乾石智子『夜の写本師』『魔道師の月』『太陽の石』『闇の虹水晶』

2013.2.11

・乾石智子『夜の写本師』『魔道師の月』『太陽の石』『闇の虹水晶』(2013.2.11)

ファンタジーものというのは、決して嫌いではないのだけれど、
ときに期待して読んでみると、世界観も表現もある種の稚拙な型のなかにおさまっていて
消化不良になるような食べ物を食べてしまったときの後悔に似たものを
味わうことになることもあるので、気をつけて食すようにしている。
つまりは、やたら読まない。
とくに、稚拙な世界観のものは避ける。
グインの『ゲド戦記』やエンデの『モモ』のようなファンタジーはなかなか見つからないのだ。
ファンタジーに限らず、こうした種類の物語には、
SF的なものも含めて、エンディングで失望させられてしまうものも多い。

そんななかで最近、とても素晴らしいファンタジーを見つけた。
乾石智子の「魔道師」のシリーズ、『夜の写本師』『魔道師の月』『太陽の石』、
そして最新刊の『闇の虹水晶』である。
ファンタジーらしいといえば、ほんとうにファンタジーらしすぎるほどなのだけれど、
表現に奥行きがあり、光と闇の世界観もダイナミックで、アイデアも豊か。
深い闇に落ちてしまった人物の深い深い絶望的な悲しみを描くところなども秀逸で、
キャラクターの描き方も深い。

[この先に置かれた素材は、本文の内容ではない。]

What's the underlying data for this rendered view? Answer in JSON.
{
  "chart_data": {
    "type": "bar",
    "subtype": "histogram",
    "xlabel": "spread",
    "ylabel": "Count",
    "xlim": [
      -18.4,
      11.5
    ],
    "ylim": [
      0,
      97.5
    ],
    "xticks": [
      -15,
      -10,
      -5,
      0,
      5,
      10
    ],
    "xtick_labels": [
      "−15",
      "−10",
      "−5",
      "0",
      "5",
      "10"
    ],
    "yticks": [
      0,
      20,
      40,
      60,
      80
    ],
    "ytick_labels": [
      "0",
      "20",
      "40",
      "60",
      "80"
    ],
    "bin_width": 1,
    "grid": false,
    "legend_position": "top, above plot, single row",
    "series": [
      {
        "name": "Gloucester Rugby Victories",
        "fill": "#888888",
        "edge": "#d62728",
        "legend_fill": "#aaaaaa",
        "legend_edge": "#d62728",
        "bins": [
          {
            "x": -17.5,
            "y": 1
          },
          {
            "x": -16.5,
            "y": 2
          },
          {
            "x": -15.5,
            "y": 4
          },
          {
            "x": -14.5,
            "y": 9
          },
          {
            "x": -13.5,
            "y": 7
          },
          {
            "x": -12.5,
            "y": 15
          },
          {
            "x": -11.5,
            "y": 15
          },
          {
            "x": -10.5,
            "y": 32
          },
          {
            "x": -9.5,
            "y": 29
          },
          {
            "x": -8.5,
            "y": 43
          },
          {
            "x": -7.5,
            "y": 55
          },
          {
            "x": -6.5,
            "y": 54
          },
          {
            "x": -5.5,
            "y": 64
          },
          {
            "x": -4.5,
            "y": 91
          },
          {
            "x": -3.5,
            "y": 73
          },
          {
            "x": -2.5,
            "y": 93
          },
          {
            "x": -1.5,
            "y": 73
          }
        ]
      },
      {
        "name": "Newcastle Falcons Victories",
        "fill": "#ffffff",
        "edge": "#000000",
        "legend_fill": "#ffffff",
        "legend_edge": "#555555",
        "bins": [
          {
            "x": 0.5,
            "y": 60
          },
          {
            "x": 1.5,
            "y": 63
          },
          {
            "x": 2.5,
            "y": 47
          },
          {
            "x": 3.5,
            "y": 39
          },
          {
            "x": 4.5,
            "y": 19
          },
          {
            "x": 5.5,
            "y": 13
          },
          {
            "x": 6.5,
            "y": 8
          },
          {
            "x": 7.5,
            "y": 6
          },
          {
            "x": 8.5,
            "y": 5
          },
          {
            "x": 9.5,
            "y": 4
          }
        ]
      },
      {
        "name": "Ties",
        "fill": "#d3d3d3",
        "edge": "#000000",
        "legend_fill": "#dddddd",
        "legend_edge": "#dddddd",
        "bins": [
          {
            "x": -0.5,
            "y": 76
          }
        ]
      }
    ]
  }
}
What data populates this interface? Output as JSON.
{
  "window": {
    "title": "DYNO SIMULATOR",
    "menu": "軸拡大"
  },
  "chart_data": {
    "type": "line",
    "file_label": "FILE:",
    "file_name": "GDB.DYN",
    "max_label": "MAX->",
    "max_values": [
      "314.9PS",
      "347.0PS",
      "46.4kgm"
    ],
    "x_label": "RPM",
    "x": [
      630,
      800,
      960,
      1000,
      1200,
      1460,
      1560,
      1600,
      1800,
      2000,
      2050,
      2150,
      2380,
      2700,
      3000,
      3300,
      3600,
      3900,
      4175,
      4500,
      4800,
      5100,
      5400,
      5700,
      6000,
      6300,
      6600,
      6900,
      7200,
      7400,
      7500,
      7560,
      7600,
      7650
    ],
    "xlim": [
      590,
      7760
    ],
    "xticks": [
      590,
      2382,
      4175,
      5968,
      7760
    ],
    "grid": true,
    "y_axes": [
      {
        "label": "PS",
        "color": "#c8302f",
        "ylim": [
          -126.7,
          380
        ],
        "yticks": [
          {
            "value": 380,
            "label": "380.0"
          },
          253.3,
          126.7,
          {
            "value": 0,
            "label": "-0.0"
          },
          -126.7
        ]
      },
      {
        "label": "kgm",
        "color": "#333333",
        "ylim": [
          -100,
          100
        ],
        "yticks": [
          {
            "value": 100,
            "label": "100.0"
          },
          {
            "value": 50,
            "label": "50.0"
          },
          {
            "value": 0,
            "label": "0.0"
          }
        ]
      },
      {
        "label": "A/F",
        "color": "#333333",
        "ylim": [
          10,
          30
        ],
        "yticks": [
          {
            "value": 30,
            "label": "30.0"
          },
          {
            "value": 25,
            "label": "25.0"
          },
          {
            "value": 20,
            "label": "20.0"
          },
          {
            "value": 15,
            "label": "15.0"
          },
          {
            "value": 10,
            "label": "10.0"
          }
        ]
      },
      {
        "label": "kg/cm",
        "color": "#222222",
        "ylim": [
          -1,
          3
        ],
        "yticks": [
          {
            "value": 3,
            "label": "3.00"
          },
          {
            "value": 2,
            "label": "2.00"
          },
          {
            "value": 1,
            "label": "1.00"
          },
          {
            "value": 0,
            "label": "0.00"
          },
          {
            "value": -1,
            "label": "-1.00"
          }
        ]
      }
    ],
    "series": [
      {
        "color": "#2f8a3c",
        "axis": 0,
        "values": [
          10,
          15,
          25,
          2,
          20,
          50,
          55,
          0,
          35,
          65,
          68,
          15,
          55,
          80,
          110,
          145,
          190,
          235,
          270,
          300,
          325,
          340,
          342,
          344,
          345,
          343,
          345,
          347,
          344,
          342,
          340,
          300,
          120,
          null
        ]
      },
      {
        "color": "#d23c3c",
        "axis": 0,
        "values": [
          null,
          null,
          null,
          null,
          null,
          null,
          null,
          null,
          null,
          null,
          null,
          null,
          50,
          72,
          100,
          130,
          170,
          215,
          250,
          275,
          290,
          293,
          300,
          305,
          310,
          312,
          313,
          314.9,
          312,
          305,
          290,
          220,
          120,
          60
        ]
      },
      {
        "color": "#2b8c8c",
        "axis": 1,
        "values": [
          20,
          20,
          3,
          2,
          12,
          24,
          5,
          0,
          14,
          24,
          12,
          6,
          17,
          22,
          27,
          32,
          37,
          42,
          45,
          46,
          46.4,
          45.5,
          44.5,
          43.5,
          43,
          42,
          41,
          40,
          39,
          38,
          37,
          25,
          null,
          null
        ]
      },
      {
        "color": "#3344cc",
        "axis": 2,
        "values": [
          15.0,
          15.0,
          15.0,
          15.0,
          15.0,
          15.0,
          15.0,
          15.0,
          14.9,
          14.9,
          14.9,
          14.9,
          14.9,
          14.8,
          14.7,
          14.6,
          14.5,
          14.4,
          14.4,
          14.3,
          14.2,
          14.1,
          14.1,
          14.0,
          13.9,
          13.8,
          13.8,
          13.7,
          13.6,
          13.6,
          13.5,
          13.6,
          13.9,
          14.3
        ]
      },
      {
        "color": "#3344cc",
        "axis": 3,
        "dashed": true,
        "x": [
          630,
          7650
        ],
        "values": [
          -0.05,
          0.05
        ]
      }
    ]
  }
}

変なくさみのある宗教感もなく、
むしろ神秘学的な深い智慧が背景にあるようにさえ感じられる。

最近はどうも、どんな物語を読んでいても、
読むのを途中でやめたくなるようなものが多いのだけれど、そういうとところがない。
ときどきなぜ物語を読みたくなるかというと、そもそも物語にどっぷりつかりたいから読むわけで、
途中で興ざめしてしまうような話は最初から読まないに越したことはない。
その点、安心して読み進められそうなファンタジー作家を見つけた感じがして、
ちょっと得した気持ちになっている。